Friday, August 08, 2008

Venue Challenge Preserved by General Motion for Judgment of Acquittal; However, Evidence was Sufficient to Prove Venue in Utah

United States v. Kelly, ___ F.3d ___, 2008 WL 2972731(10th Cir. 2008)
Defendant did not waive his challenge to venue being proper in Utah–nothing on the face of the indictment alerted him to a venue issue, and it only became apparent when the government rested its case. Nor did he fail to preserve it–in generally moving for an acquittal after the government rested, a challenge to venue and all essential elements of the offense was included in the objection. PRACTICE TIP: (if he had challenged sufficiency of the evidence on a particular ground, he would have failed to preserve all other grounds except that specified).

Venue must be found by the jury, but only upon a preponderance of the evidence. The evidence was sufficient that Defendant committed the offenses in the district of Utah.

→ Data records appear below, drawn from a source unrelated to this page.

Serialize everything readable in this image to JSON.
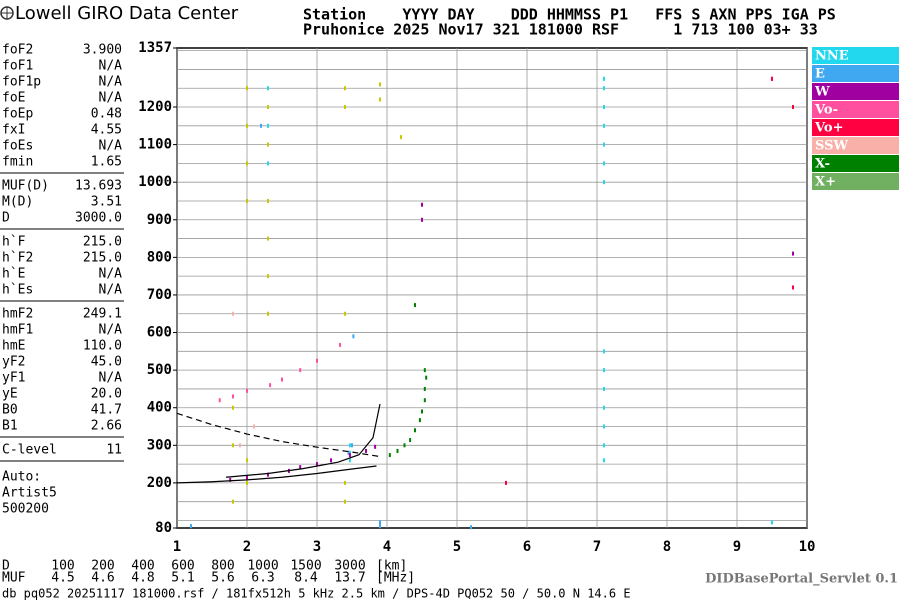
{
  "header": {
    "logo": "Lowell GIRO Data Center",
    "line1": "Station    YYYY DAY    DDD HHMMSS P1   FFS S AXN PPS IGA PS",
    "line2": "Pruhonice 2025 Nov17 321 181000 RSF      1 713 100 03+ 33"
  },
  "parameter_groups": [
    [
      {
        "name": "foF2",
        "value": "3.900"
      },
      {
        "name": "foF1",
        "value": "N/A"
      },
      {
        "name": "foF1p",
        "value": "N/A"
      },
      {
        "name": "foE",
        "value": "N/A"
      },
      {
        "name": "foEp",
        "value": "0.48"
      },
      {
        "name": "fxI",
        "value": "4.55"
      },
      {
        "name": "foEs",
        "value": "N/A"
      },
      {
        "name": "fmin",
        "value": "1.65"
      }
    ],
    [
      {
        "name": "MUF(D)",
        "value": "13.693"
      },
      {
        "name": "M(D)",
        "value": "3.51"
      },
      {
        "name": "D",
        "value": "3000.0"
      }
    ],
    [
      {
        "name": "h`F",
        "value": "215.0"
      },
      {
        "name": "h`F2",
        "value": "215.0"
      },
      {
        "name": "h`E",
        "value": "N/A"
      },
      {
        "name": "h`Es",
        "value": "N/A"
      }
    ],
    [
      {
        "name": "hmF2",
        "value": "249.1"
      },
      {
        "name": "hmF1",
        "value": "N/A"
      },
      {
        "name": "hmE",
        "value": "110.0"
      },
      {
        "name": "yF2",
        "value": "45.0"
      },
      {
        "name": "yF1",
        "value": "N/A"
      },
      {
        "name": "yE",
        "value": "20.0"
      },
      {
        "name": "B0",
        "value": "41.7"
      },
      {
        "name": "B1",
        "value": "2.66"
      }
    ],
    [
      {
        "name": "C-level",
        "value": "11"
      }
    ]
  ],
  "auto": [
    "Auto:",
    "Artist5",
    "500200"
  ],
  "chart_data": {
    "type": "scatter",
    "xlim": [
      1,
      10
    ],
    "xticks": [
      1,
      2,
      3,
      4,
      5,
      6,
      7,
      8,
      9,
      10
    ],
    "ylim": [
      80,
      1357
    ],
    "yticks": [
      80,
      200,
      300,
      400,
      500,
      600,
      700,
      800,
      900,
      1000,
      1100,
      1200,
      1357
    ],
    "ygrid": [
      100,
      150,
      200,
      250,
      300,
      350,
      400,
      450,
      500,
      550,
      600,
      650,
      700,
      750,
      800,
      850,
      900,
      950,
      1000,
      1050,
      1100,
      1150,
      1200,
      1250,
      1300,
      1350
    ],
    "series": [
      {
        "name": "NNE",
        "color": "#22d8ee",
        "x": [
          7.1,
          7.1,
          7.1,
          7.1,
          7.1,
          7.1,
          7.1,
          7.1,
          7.1,
          7.1,
          7.1,
          7.1,
          7.1,
          7.1,
          3.47,
          3.47,
          3.47,
          2.3,
          2.3,
          2.3,
          9.5
        ],
        "y": [
          1000,
          1050,
          1100,
          1150,
          1200,
          1250,
          1275,
          260,
          300,
          350,
          400,
          450,
          500,
          550,
          260,
          280,
          300,
          1050,
          1150,
          1250,
          95
        ]
      },
      {
        "name": "E",
        "color": "#40a8f0",
        "x": [
          3.45,
          3.5,
          3.52,
          2.2,
          3.9,
          3.9,
          1.2,
          5.2
        ],
        "y": [
          280,
          300,
          590,
          1150,
          95,
          85,
          85,
          82
        ]
      },
      {
        "name": "W",
        "color": "#a000a0",
        "x": [
          1.76,
          2.0,
          2.3,
          2.6,
          2.76,
          3.0,
          3.2,
          3.47,
          3.7,
          3.83,
          4.5,
          4.5,
          9.5,
          9.8
        ],
        "y": [
          208,
          215,
          222,
          232,
          242,
          250,
          260,
          274,
          285,
          296,
          900,
          940,
          1275,
          810
        ]
      },
      {
        "name": "Vo-",
        "color": "#ff50a0",
        "x": [
          1.61,
          1.8,
          2.0,
          2.33,
          2.5,
          2.76,
          3.0,
          3.33
        ],
        "y": [
          420,
          430,
          445,
          460,
          475,
          500,
          525,
          567
        ]
      },
      {
        "name": "Vo+",
        "color": "#ff0040",
        "x": [
          9.5,
          9.8,
          9.8,
          5.7
        ],
        "y": [
          1275,
          720,
          1200,
          200
        ]
      },
      {
        "name": "SSW",
        "color": "#f8b0a8",
        "x": [
          1.9,
          2.1,
          1.8
        ],
        "y": [
          300,
          350,
          650
        ]
      },
      {
        "name": "X-",
        "color": "#008000",
        "x": [
          4.04,
          4.15,
          4.25,
          4.33,
          4.4,
          4.47,
          4.5,
          4.54,
          4.54,
          4.56,
          4.54,
          4.4
        ],
        "y": [
          274,
          285,
          300,
          314,
          340,
          367,
          390,
          420,
          450,
          480,
          500,
          673
        ]
      },
      {
        "name": "X+",
        "color": "#c8c800",
        "x": [
          2.0,
          2.0,
          2.0,
          2.0,
          2.0,
          2.0,
          2.3,
          2.3,
          2.3,
          2.3,
          2.3,
          2.3,
          3.4,
          3.4,
          3.4,
          3.4,
          3.4,
          3.9,
          3.9,
          1.8,
          1.8,
          1.8,
          4.2
        ],
        "y": [
          950,
          1050,
          1150,
          1250,
          200,
          260,
          650,
          750,
          850,
          950,
          1100,
          1200,
          1200,
          1250,
          200,
          150,
          650,
          1220,
          1260,
          400,
          300,
          150,
          1120
        ]
      }
    ],
    "lines": [
      {
        "style": "dashed",
        "x": [
          1.0,
          1.5,
          2.0,
          2.5,
          3.0,
          3.5,
          3.9
        ],
        "y": [
          385,
          355,
          330,
          310,
          295,
          282,
          270
        ]
      },
      {
        "style": "solid",
        "x": [
          1.0,
          1.5,
          2.0,
          2.5,
          3.0,
          3.5,
          3.85
        ],
        "y": [
          200,
          203,
          208,
          215,
          225,
          237,
          245
        ]
      },
      {
        "style": "solid",
        "x": [
          1.7,
          2.3,
          2.8,
          3.3,
          3.6,
          3.8,
          3.9
        ],
        "y": [
          215,
          225,
          238,
          255,
          275,
          320,
          410
        ]
      }
    ]
  },
  "distance_table": {
    "d_label": "D",
    "d_values": [
      100,
      200,
      400,
      600,
      800,
      1000,
      1500,
      3000
    ],
    "d_unit": "[km]",
    "muf_label": "MUF",
    "muf_values": [
      4.5,
      4.6,
      4.8,
      5.1,
      5.6,
      6.3,
      8.4,
      13.7
    ],
    "muf_unit": "[MHz]"
  },
  "servlet": "DIDBasePortal_Servlet 0.1",
  "footer": "db pq052 20251117 181000.rsf / 181fx512h 5 kHz 2.5 km / DPS-4D PQ052 50 / 50.0 N 14.6 E"
}
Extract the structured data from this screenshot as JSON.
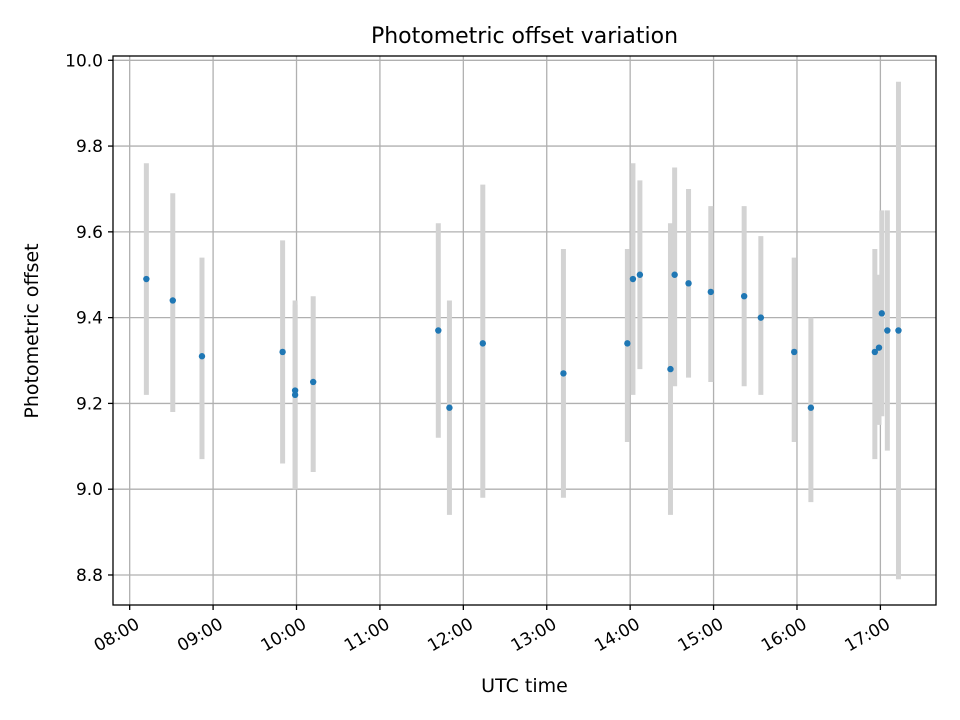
{
  "chart_data": {
    "type": "scatter",
    "title": "Photometric offset variation",
    "xlabel": "UTC time",
    "ylabel": "Photometric offset",
    "xlim": [
      "07:48",
      "17:40"
    ],
    "ylim": [
      8.73,
      10.01
    ],
    "grid": true,
    "legend": "none",
    "yticks": [
      "8.8",
      "9.0",
      "9.2",
      "9.4",
      "9.6",
      "9.8",
      "10.0"
    ],
    "xticks": [
      "08:00",
      "09:00",
      "10:00",
      "11:00",
      "12:00",
      "13:00",
      "14:00",
      "15:00",
      "16:00",
      "17:00"
    ],
    "colors": {
      "point": "#1f77b4",
      "errorbar": "#d3d3d3",
      "grid": "#b0b0b0"
    },
    "series": [
      {
        "points": [
          {
            "x": "08:12",
            "y": 9.49,
            "ylow": 9.22,
            "yhigh": 9.76
          },
          {
            "x": "08:31",
            "y": 9.44,
            "ylow": 9.18,
            "yhigh": 9.69
          },
          {
            "x": "08:52",
            "y": 9.31,
            "ylow": 9.07,
            "yhigh": 9.54
          },
          {
            "x": "09:50",
            "y": 9.32,
            "ylow": 9.06,
            "yhigh": 9.58
          },
          {
            "x": "09:59",
            "y": 9.23,
            "ylow": 9.0,
            "yhigh": 9.44
          },
          {
            "x": "09:59",
            "y": 9.22,
            "ylow": 9.0,
            "yhigh": 9.43
          },
          {
            "x": "10:12",
            "y": 9.25,
            "ylow": 9.04,
            "yhigh": 9.45
          },
          {
            "x": "11:42",
            "y": 9.37,
            "ylow": 9.12,
            "yhigh": 9.62
          },
          {
            "x": "11:50",
            "y": 9.19,
            "ylow": 8.94,
            "yhigh": 9.44
          },
          {
            "x": "12:14",
            "y": 9.34,
            "ylow": 8.98,
            "yhigh": 9.71
          },
          {
            "x": "13:12",
            "y": 9.27,
            "ylow": 8.98,
            "yhigh": 9.56
          },
          {
            "x": "13:58",
            "y": 9.34,
            "ylow": 9.11,
            "yhigh": 9.56
          },
          {
            "x": "14:02",
            "y": 9.49,
            "ylow": 9.22,
            "yhigh": 9.76
          },
          {
            "x": "14:07",
            "y": 9.5,
            "ylow": 9.28,
            "yhigh": 9.72
          },
          {
            "x": "14:29",
            "y": 9.28,
            "ylow": 8.94,
            "yhigh": 9.62
          },
          {
            "x": "14:32",
            "y": 9.5,
            "ylow": 9.24,
            "yhigh": 9.75
          },
          {
            "x": "14:42",
            "y": 9.48,
            "ylow": 9.26,
            "yhigh": 9.7
          },
          {
            "x": "14:58",
            "y": 9.46,
            "ylow": 9.25,
            "yhigh": 9.66
          },
          {
            "x": "15:22",
            "y": 9.45,
            "ylow": 9.24,
            "yhigh": 9.66
          },
          {
            "x": "15:34",
            "y": 9.4,
            "ylow": 9.22,
            "yhigh": 9.59
          },
          {
            "x": "15:58",
            "y": 9.32,
            "ylow": 9.11,
            "yhigh": 9.54
          },
          {
            "x": "16:10",
            "y": 9.19,
            "ylow": 8.97,
            "yhigh": 9.4
          },
          {
            "x": "16:56",
            "y": 9.32,
            "ylow": 9.07,
            "yhigh": 9.56
          },
          {
            "x": "16:59",
            "y": 9.33,
            "ylow": 9.15,
            "yhigh": 9.5
          },
          {
            "x": "17:01",
            "y": 9.41,
            "ylow": 9.17,
            "yhigh": 9.65
          },
          {
            "x": "17:05",
            "y": 9.37,
            "ylow": 9.09,
            "yhigh": 9.65
          },
          {
            "x": "17:13",
            "y": 9.37,
            "ylow": 8.79,
            "yhigh": 9.95
          }
        ]
      }
    ]
  }
}
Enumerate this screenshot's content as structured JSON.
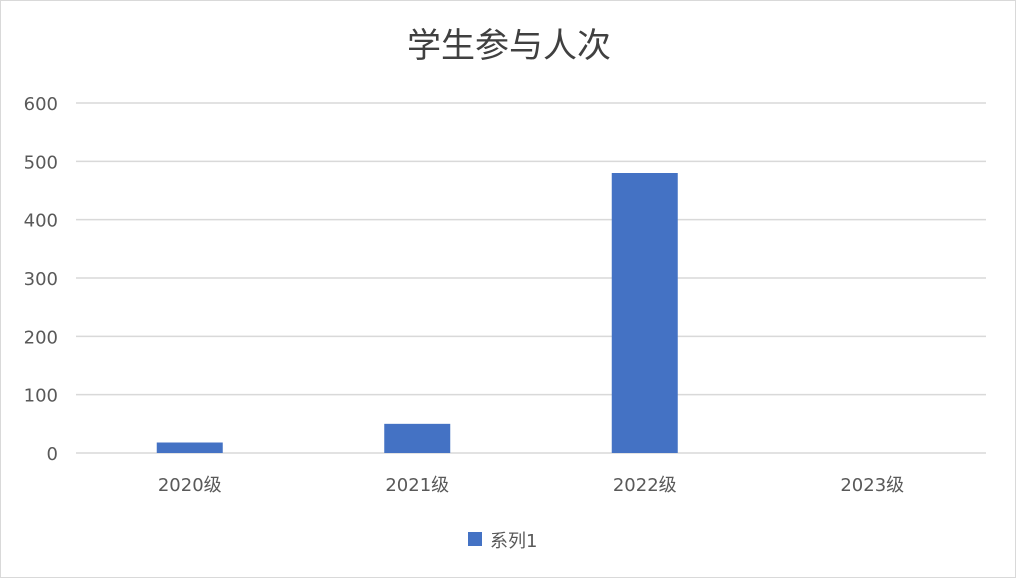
{
  "chart_data": {
    "type": "bar",
    "title": "学生参与人次",
    "xlabel": "",
    "ylabel": "",
    "categories": [
      "2020级",
      "2021级",
      "2022级",
      "2023级"
    ],
    "series": [
      {
        "name": "系列1",
        "values": [
          18,
          50,
          480,
          0
        ],
        "color": "#4472c4"
      }
    ],
    "ylim": [
      0,
      600
    ],
    "yticks": [
      0,
      100,
      200,
      300,
      400,
      500,
      600
    ],
    "grid": true,
    "gridColor": "#d9d9d9",
    "legend": "bottom"
  }
}
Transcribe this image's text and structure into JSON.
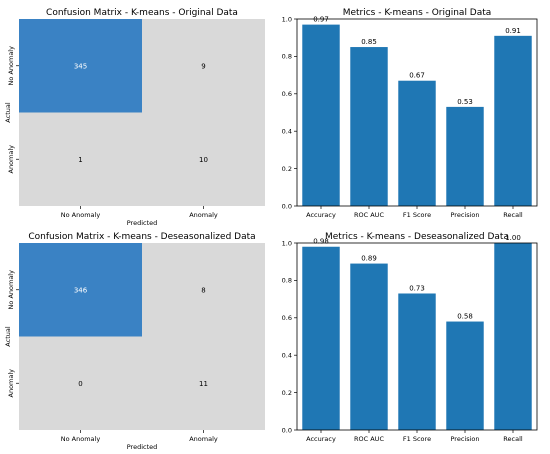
{
  "chart_data": [
    {
      "type": "heatmap",
      "title": "Confusion Matrix - K-means - Original Data",
      "xlabel": "Predicted",
      "ylabel": "Actual",
      "x_categories": [
        "No Anomaly",
        "Anomaly"
      ],
      "y_categories": [
        "No Anomaly",
        "Anomaly"
      ],
      "values": [
        [
          345,
          9
        ],
        [
          1,
          10
        ]
      ],
      "colors": {
        "high": "#3a82c4",
        "low": "#d9d9d9",
        "text_on_high": "#ffffff",
        "text_on_low": "#000000"
      }
    },
    {
      "type": "bar",
      "title": "Metrics - K-means - Original Data",
      "categories": [
        "Accuracy",
        "ROC AUC",
        "F1 Score",
        "Precision",
        "Recall"
      ],
      "values": [
        0.97,
        0.85,
        0.67,
        0.53,
        0.91
      ],
      "value_labels": [
        "0.97",
        "0.85",
        "0.67",
        "0.53",
        "0.91"
      ],
      "ylim": [
        0,
        1.0
      ],
      "yticks": [
        "0.0",
        "0.2",
        "0.4",
        "0.6",
        "0.8",
        "1.0"
      ],
      "bar_color": "#1f77b4"
    },
    {
      "type": "heatmap",
      "title": "Confusion Matrix - K-means - Deseasonalized Data",
      "xlabel": "Predicted",
      "ylabel": "Actual",
      "x_categories": [
        "No Anomaly",
        "Anomaly"
      ],
      "y_categories": [
        "No Anomaly",
        "Anomaly"
      ],
      "values": [
        [
          346,
          8
        ],
        [
          0,
          11
        ]
      ],
      "colors": {
        "high": "#3a82c4",
        "low": "#d9d9d9",
        "text_on_high": "#ffffff",
        "text_on_low": "#000000"
      }
    },
    {
      "type": "bar",
      "title": "Metrics - K-means - Deseasonalized Data",
      "categories": [
        "Accuracy",
        "ROC AUC",
        "F1 Score",
        "Precision",
        "Recall"
      ],
      "values": [
        0.98,
        0.89,
        0.73,
        0.58,
        1.0
      ],
      "value_labels": [
        "0.98",
        "0.89",
        "0.73",
        "0.58",
        "1.00"
      ],
      "ylim": [
        0,
        1.0
      ],
      "yticks": [
        "0.0",
        "0.2",
        "0.4",
        "0.6",
        "0.8",
        "1.0"
      ],
      "bar_color": "#1f77b4"
    }
  ]
}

Enough evidence of particular geographic locations was introduced so that a jury could infer the crime (possession of methamphetamine by D on a motorcycle) occurred in Utah. The COA took judicial notice of the named counties as being in Utah.

No plain error in district court not giving a jury instruction on venue. An instruction was included (buried) in the elements instruction. Additionally, he could not show that his rights had been affected since venue was proper in Utah.

Although the trial court erred in instructing the court reporter not to transcribe the instructions as read from the bench, the error was harmless. The district court provided a copy of the instruction it represented it had read to the jury, and that was good enough for the COA.